The Need for SAE

Why SAE International AGE-2 Air Cargo and Aircraft Ground Equipment and Systems committees at all — an AGEd dinosaur or a valuable contributor to the aviation industry?

One hundred meetings is a pretty good time to reflect on the contribution or otherwise of a gathering of people, especially if they are more technically orientated. There is a tendency for such gatherings to become self-perpetuating — locked up in their own little world of problems, both perceived and actual. It is very easy to take one’s existence for granted as there will always be problems to resolve and even if there aren’t, there are always documents to be reviewed and updated — just to keep everybody busy.

This isn’t the case with SAE International AGE–2 Air Cargo & Aircraft Ground Equipment & Systems Committee and its subcommittees: AGE-2A Cargo Handling Subcommittee; AGE-2C Vehicle Maintenance & Aircraft Servicing Subcommittee; and AGE-2D Packaging, Handling & Transportability Subcommittee.

Being in the aviation industry, there are continual challenges that need to be dealt with. This is a fast-moving industry, so response times must be quick to keep pace with the changes that we face. The rapidly escalating prices of fuel and the increasingly stringent safety and security measures are two — at times conflicting, at other times complementary — aspects that the industry is facing and that AGE-2 can contribute positively toward. That it can contribute to these facets of the industry is because of the composition of the members of the committee and subcommittees. It is refreshing to be involved in an institution where the people are there for the contribution they can make and not because they have to be there.
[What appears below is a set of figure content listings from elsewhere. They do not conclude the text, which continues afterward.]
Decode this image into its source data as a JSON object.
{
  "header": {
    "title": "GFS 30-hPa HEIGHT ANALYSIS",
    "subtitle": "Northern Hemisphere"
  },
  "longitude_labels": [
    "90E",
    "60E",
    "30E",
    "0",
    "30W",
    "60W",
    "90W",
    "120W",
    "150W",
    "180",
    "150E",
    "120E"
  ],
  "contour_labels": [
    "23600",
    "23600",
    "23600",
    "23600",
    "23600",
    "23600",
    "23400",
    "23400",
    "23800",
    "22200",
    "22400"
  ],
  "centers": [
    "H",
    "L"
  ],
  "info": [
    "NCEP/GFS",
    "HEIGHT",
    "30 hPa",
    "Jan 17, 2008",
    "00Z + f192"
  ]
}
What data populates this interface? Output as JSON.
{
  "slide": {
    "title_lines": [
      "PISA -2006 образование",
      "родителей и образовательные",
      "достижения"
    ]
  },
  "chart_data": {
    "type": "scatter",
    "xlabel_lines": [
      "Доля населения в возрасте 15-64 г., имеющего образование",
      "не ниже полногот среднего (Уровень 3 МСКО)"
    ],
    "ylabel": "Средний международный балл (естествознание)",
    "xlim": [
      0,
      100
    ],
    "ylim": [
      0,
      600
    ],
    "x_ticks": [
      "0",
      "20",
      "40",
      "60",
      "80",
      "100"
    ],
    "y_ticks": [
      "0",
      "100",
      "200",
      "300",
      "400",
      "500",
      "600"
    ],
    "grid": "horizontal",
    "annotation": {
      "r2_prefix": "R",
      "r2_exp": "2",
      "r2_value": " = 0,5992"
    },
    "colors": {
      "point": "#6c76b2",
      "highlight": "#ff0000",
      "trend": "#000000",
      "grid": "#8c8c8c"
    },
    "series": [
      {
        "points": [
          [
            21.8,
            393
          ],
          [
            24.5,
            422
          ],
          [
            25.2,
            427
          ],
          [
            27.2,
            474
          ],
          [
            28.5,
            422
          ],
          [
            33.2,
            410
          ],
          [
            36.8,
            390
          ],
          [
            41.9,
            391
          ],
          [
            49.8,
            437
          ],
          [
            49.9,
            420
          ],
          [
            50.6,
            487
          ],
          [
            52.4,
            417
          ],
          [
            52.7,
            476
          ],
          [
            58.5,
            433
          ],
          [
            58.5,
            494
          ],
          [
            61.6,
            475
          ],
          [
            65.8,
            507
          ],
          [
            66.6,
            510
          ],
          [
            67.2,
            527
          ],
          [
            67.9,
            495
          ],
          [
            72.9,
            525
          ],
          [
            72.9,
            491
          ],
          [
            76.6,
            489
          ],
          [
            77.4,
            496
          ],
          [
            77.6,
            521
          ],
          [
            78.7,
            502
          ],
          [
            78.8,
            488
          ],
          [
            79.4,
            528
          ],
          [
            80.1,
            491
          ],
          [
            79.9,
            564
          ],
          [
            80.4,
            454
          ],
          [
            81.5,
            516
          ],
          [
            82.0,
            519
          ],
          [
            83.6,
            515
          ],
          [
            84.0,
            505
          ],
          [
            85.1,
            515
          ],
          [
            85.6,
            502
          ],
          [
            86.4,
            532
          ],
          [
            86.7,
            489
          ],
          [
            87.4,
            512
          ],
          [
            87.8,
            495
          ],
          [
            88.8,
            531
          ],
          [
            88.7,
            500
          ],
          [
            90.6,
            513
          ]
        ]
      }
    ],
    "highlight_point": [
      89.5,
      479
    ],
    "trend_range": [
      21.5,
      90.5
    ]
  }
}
The membership currently comprises:

  • manufacturers and distributors of ground support equipment, ULDs (Unit Load Devices) and the various accessories used for securing the cargo to the ULDs
  • manufacturers of airframes
  • airlines — cargo, as well as mixed cargo and passenger, IATA, which sums up their requirements and even some of the military users
  • regulatory bodies such as the FAA
  • industry consultants
  • liaisons to other standards bodies such as ISO

It is this wide spectrum of representation that gives AGE-2 the authority to voice its opinion as well as produce its standards and have these accepted by the industry as both intrinsically correct as well as practical. Despite the wide involvement, however, there are some flaws and thinly covered areas which would enhance the committees if they were remedied.

A Different Time in the Industry
There was a time when the flag-carrier airlines, typically state-run, dominated the aviation industry landscape. The airline owned and operated virtually everything to do with the business of flying and aircraft. If you had trouble finding parking at the airport, were missing your luggage, or your coffee in the terminal building restaurant was cold and the cake stale, you called the airline to complain. This has changed in the last 20 or so years. Airlines have dissociated themselves from many operations they consider to be non-core to their business. This has become even more apparent to the traveling public as they can now mutter at the restaurant management about their cold coffee rather than taking it up with the minister of transport.

What is not seen by the ordinary traveler is the spinning off of other aspects of the air travel industry to non-airline role-players. Of relevance to this discussion is the separation of the airports’ management and operations from the airlines, the contracting out of ground handling and ramp handling operations to third parties, and the increasing remoteness of the law and regulatory authorities from the practicalities of airport and aircraft operations. Along with the transfer of these aspects of aviation from the realm of the airlines to other companies has gone the skills and knowledge housed within these areas of the airline business. Often the people involved with these operations were the “back-room boys” who were hardly noticed in the bigger scheme of things in the airline, but on whom the nitty-gritty business of making the whole thing fly depended. These are the people who sat down with the manufacturers of ULDs, rope nets, cargo haulage tugs, etc., and together thrashed out something that was fit for purpose. Now that many airlines have dispensed with these “superfluous” functions, there is something of a vacuum. What happened to these skilled and knowledgable individuals warrants pause for thought.